For more analysis and code, please check out the Jupyter notebook.
- From the dataset, we will build a model that will determine whether a device needs maintenance utilizing Machine Learning techinuqes.
- To do this, we will apply sampling methods to an imbalanced dataset and create in-depth data exploratory analysis to understand features
- Our goal is to not only to have optimal metrics, but also minimize false negatives as much as possible
The graph below represents the amount of devices that are checked day by day. From the visualization, we can see that as each day passes, there are fewer devices that are being checked. There is a notable drop in devices checked in the beginning. All of the data recorded is within one year from 11/02/2015 to 01/01/2015.
There are 7 different types of devices. Below is the visualization of how often a device fails for each class.

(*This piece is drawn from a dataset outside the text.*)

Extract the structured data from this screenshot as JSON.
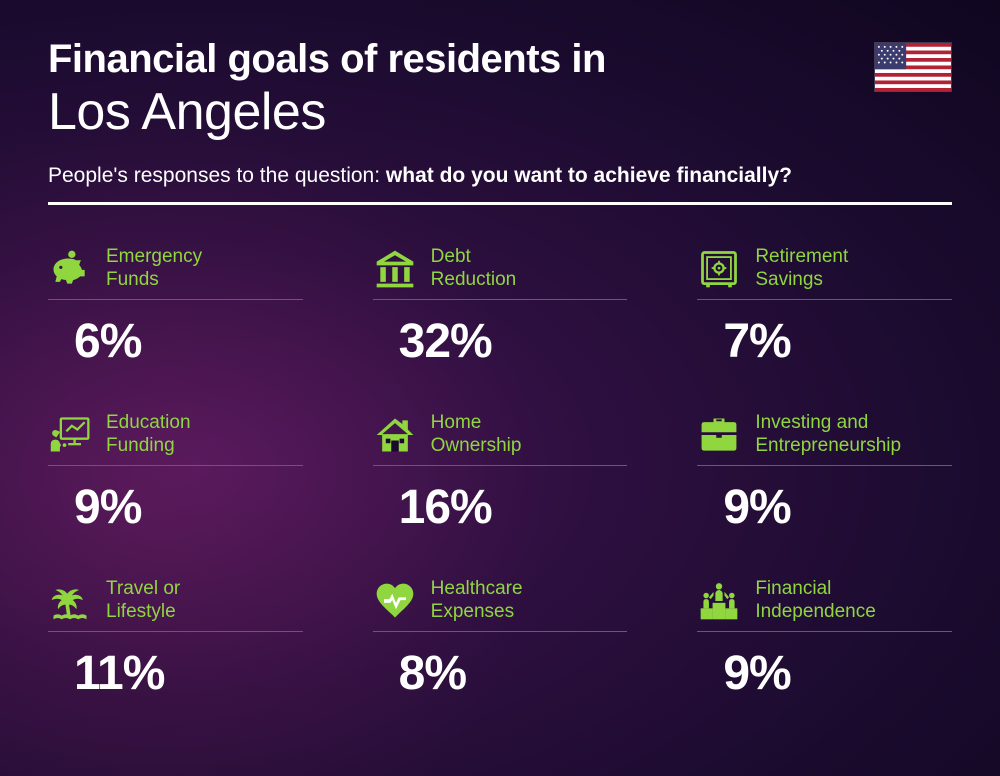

Most devices that fail are not reused. However, there are certain cases where a device is actually fixed and then resused for the future. There are a total of 5 cases below.
-
The dataset is clean, and there are no missing values. All values are integer type. There is no need to fill in values.
-
The dataset is imbalanced, about 0.1% of the classes are failures. We will need to be deal with this problem by either upsampling or downsampling.
-
The sparse number of distinctive values in numerous columns most likely represents categorical variables. These attributes are attribute 3, 5, 7, 9, which I will encode for modeling purposes.
-
Attribute 7 and 8 are the same, so we will drop one of the two columns.
-
Attribute 2, 3, 4, 5, 7, 9 are highly skewed. We will need to apply transformations. The magnitudes differ by a wide margin. Therefore scaling needs to be done. I used min max scaler to normalize the feature from range 0 to 1 and to keep the outliers.
In our dataset, the majority of the results do not fail. As mentioned above, only about 0.1% of the classes are failures. Because we have a scarcity of data, we will choose to oversample on the failure to provide more data for modeling. We have to be careful to split the dataset first and then oversample because we do not want to duplicate observations from the train set into the test set to avoid overfitting or memorization of data points.
The Receiver Operating Characteristic Curve compares the true positive rate versus the false positive rate. I have ran several models and plotted their ROC curve to determine which model provides the best combination of TPR and FPR based on the largest area under the curve (AUC). The XGBoost Model with an area of 0.92 provided the best result.
The learning curve determines whether the models needs more samples to improve its score. The colored range surrounding the lines represents the amount of variance error.
To improve our model's score, we will perform a grid search to find the best combination of parameters. Cross validation is used to allow more data to be used for model to learn and decide the parameters.
We were able to create a model that solves our overfitting problem. While we were able to predict very highly in accuracy and precision, the recall score and f1 score is slightly lower. These scores may be improved if we have more information about the attributes. Time series analysis may be applied as well to analyze what caused the dip in checking devices in the first few days.